The other interesting aspect was the quick and near complete recovery the patient achieved without the administration of steroids. This patient improved within his 6 weeks of hospital admission (combined neurology and rehabilitation admission) from completely paraplegic and dysphagic in the 1st week of admission to being independently mobile without aids and having regained full swallowing function by the time of discharge. The recovery could be attributed to factors like timely treatment with antiviral and antimicrobial agents but intravenous immunoglobulins may have played a significant part in limiting the immune mediated neurological damage. Early rehabilitation intervention may have made a significant contribution in getting him back on his feet so quickly.

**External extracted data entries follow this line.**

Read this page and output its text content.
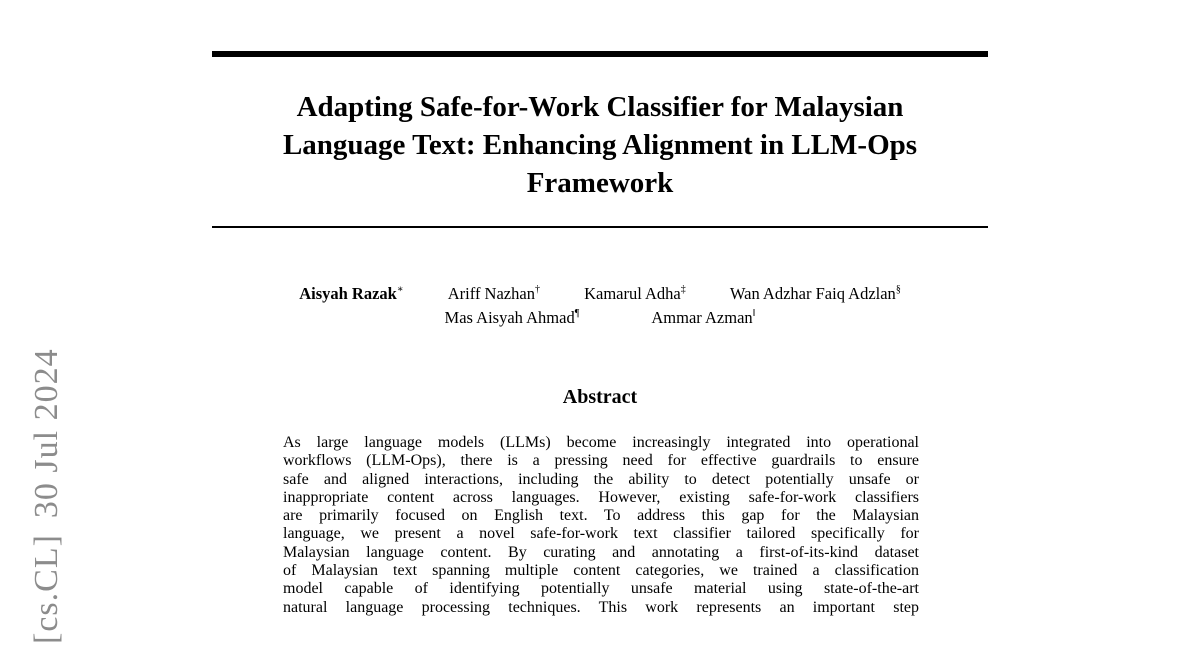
[cs.CL]30 Jul 2024
Adapting Safe-for-Work Classifier for Malaysian
Language Text: Enhancing Alignment in LLM-Ops
Framework
Aisyah Razak∗	Ariff Nazhan†	Kamarul Adha‡	Wan Adzhar Faiq Adzlan§
Mas Aisyah Ahmad¶	Ammar Azman‖
Abstract
As large language models (LLMs) become increasingly integrated into operational
workflows (LLM-Ops), there is a pressing need for effective guardrails to ensure
safe and aligned interactions, including the ability to detect potentially unsafe or
inappropriate content across languages. However, existing safe-for-work classifiers
are primarily focused on English text. To address this gap for the Malaysian
language, we present a novel safe-for-work text classifier tailored specifically for
Malaysian language content. By curating and annotating a first-of-its-kind dataset
of Malaysian text spanning multiple content categories, we trained a classification
model capable of identifying potentially unsafe material using state-of-the-art
natural language processing techniques. This work represents an important step
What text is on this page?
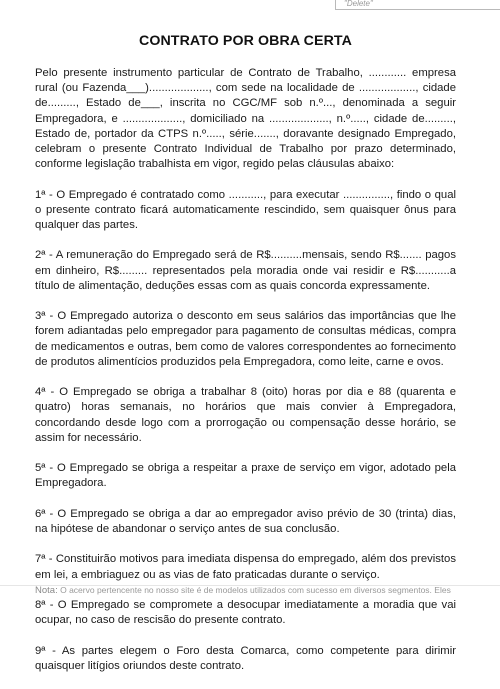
"Delete"
CONTRATO POR OBRA CERTA

Pelo presente instrumento particular de Contrato de Trabalho, ............ empresa rural (ou Fazenda___)..................., com sede na localidade de .................., cidade de........., Estado de___, inscrita no CGC/MF sob n.º..., denominada a seguir Empregadora, e ..................., domiciliado na ..................., n.º....., cidade de........., Estado de, portador da CTPS n.º....., série......., doravante designado Empregado, celebram o presente Contrato Individual de Trabalho por prazo determinado, conforme legislação trabalhista em vigor, regido pelas cláusulas abaixo:

1ª - O Empregado é contratado como ..........., para executar ..............., findo o qual o presente contrato ficará automaticamente rescindido, sem quaisquer ônus para qualquer das partes.

2ª - A remuneração do Empregado será de R$..........mensais, sendo R$....... pagos em dinheiro, R$......... representados pela moradia onde vai residir e R$...........a título de alimentação, deduções essas com as quais concorda expressamente.

3ª - O Empregado autoriza o desconto em seus salários das importâncias que lhe forem adiantadas pelo empregador para pagamento de consultas médicas, compra de medicamentos e outras, bem como de valores correspondentes ao fornecimento de produtos alimentícios produzidos pela Empregadora, como leite, carne e ovos.

4ª - O Empregado se obriga a trabalhar 8 (oito) horas por dia e 88 (quarenta e quatro) horas semanais, no horários que mais convier à Empregadora, concordando desde logo com a prorrogação ou compensação desse horário, se assim for necessário.

5ª - O Empregado se obriga a respeitar a praxe de serviço em vigor, adotado pela Empregadora.

6ª - O Empregado se obriga a dar ao empregador aviso prévio de 30 (trinta) dias, na hipótese de abandonar o serviço antes de sua conclusão.

7ª - Constituirão motivos para imediata dispensa do empregado, além dos previstos em lei, a embriaguez ou as vias de fato praticadas durante o serviço.

8ª - O Empregado se compromete a desocupar imediatamente a moradia que vai ocupar, no caso de rescisão do presente contrato.

9ª - As partes elegem o Foro desta Comarca, como competente para dirimir quaisquer litígios oriundos deste contrato.

Nota: O acervo pertencente no nosso site é de modelos utilizados com sucesso em diversos segmentos. Eles
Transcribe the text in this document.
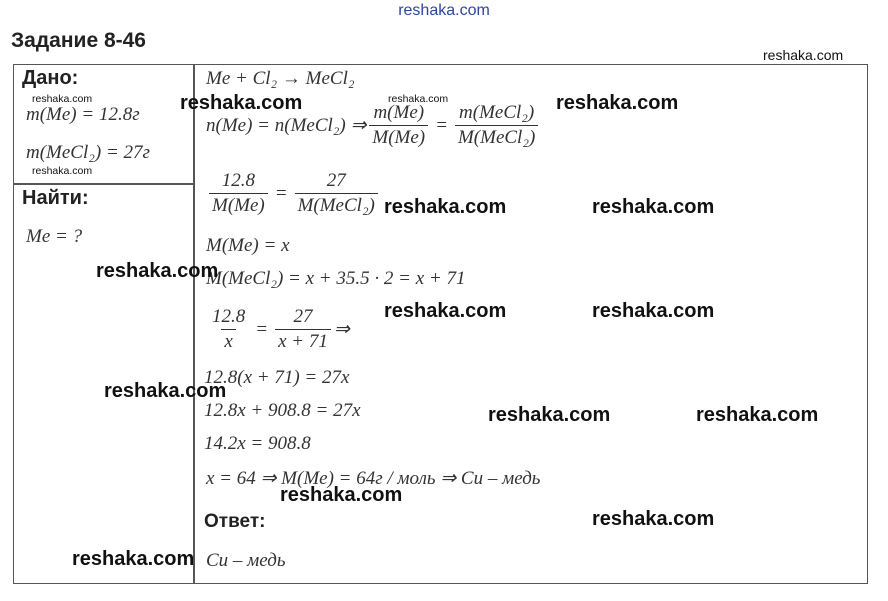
reshaka.com
Задание 8-46
reshaka.com
Дано:
reshaka.com
m(Me) = 12.8г
m(MeCl₂) = 27г
reshaka.com
Найти:
Me = ?
Me + Cl₂ → MeCl₂
reshaka.com
n(Me) = n(MeCl₂) ⇒ $\frac{m(Me)}{M(Me)} = \frac{\text{m(MeCl₂)}}{\text{M(MeCl₂)}}$
$\frac{12.8}{M(Me)} = \frac{27}{\text{M(MeCl₂)}}$
M(Me) = x
M(MeCl₂) = x + 35.5 · 2 = x + 71
$\frac{12.8}{x} = \frac{27}{x + 71}$ ⇒
12.8(x + 71) = 27x
12.8x + 908.8 = 27x
14.2x = 908.8
x = 64 ⇒ M(Me) = 64г / моль ⇒ Cu – медь
Ответ:
Cu – медь
reshaka.com	reshaka.com
reshaka.com	reshaka.com
reshaka.com
reshaka.com	reshaka.com
reshaka.com
reshaka.com	reshaka.com
reshaka.com
reshaka.com
reshaka.com
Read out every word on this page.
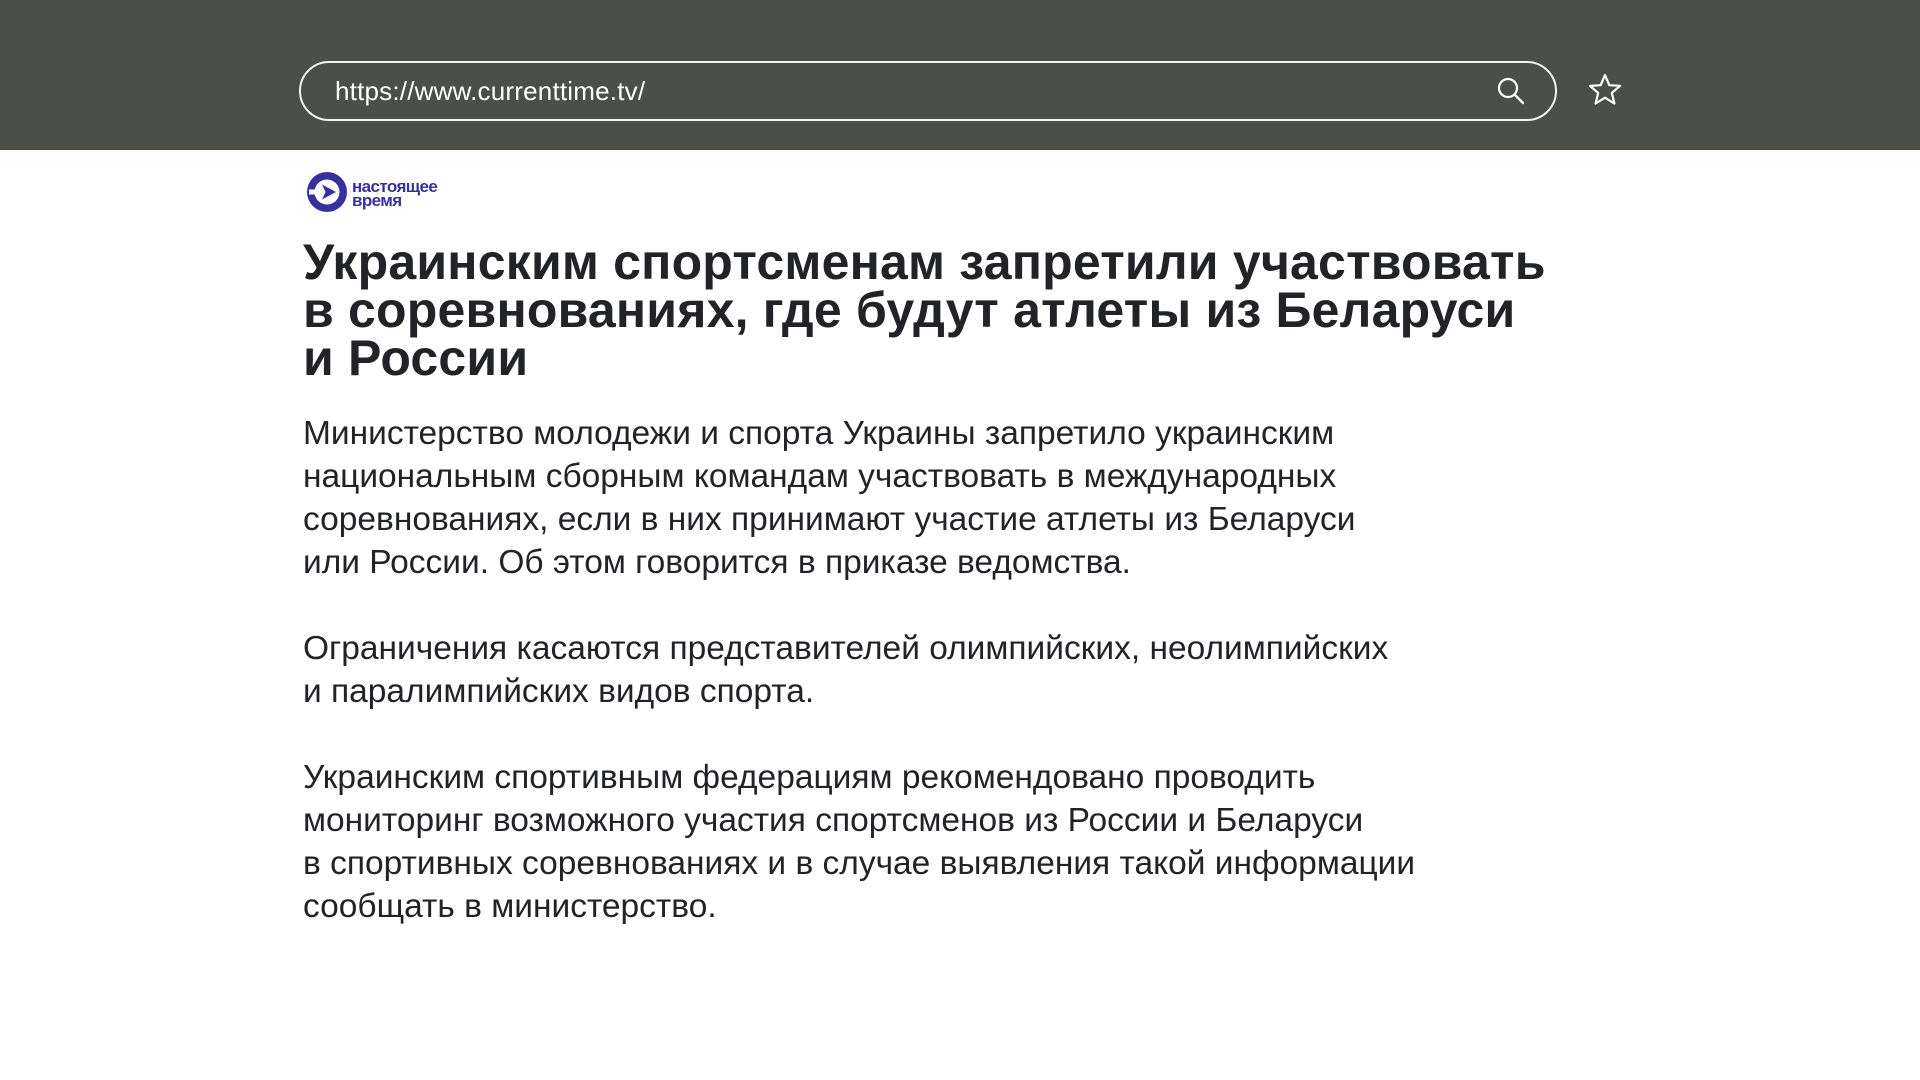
https://www.currenttime.tv/
настоящее
время
Украинским спортсменам запретили участвовать
в соревнованиях, где будут атлеты из Беларуси
и России

Министерство молодежи и спорта Украины запретило украинским
национальным сборным командам участвовать в международных
соревнованиях, если в них принимают участие атлеты из Беларуси
или России. Об этом говорится в приказе ведомства.

Ограничения касаются представителей олимпийских, неолимпийских
и паралимпийских видов спорта.

Украинским спортивным федерациям рекомендовано проводить
мониторинг возможного участия спортсменов из России и Беларуси
в спортивных соревнованиях и в случае выявления такой информации
сообщать в министерство.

There is increasing evidence of dengue viral neurotropism causing neurological manifestation such as encephalopathy, in some patients.9,–,13 In our patient, on MRI, high signal in the pontine area coincided well with transient dysphagia, thought to be due to direct insult caused by dengue viraemia.
This report has highlighted the fact that the dengue fever, which usually takes an uncomplicated course, may cause severe neurological dysfunction and that the recovery is sometimes unpredictably fast, contrary to the general belief. However, more studies are required to substantiate these assumptions.
▶ Patients diagnosed with LETM should be investigated for dengue infection especially when there is a travel history to dengue endemic areas or in cases where the cause of LETM could not be easily explained.
▶ Neurological complications of dengue infection are not always associated with poor recovery.
▶ Early neurological rehabilitation may improve the patient outcome even in complicated presentation.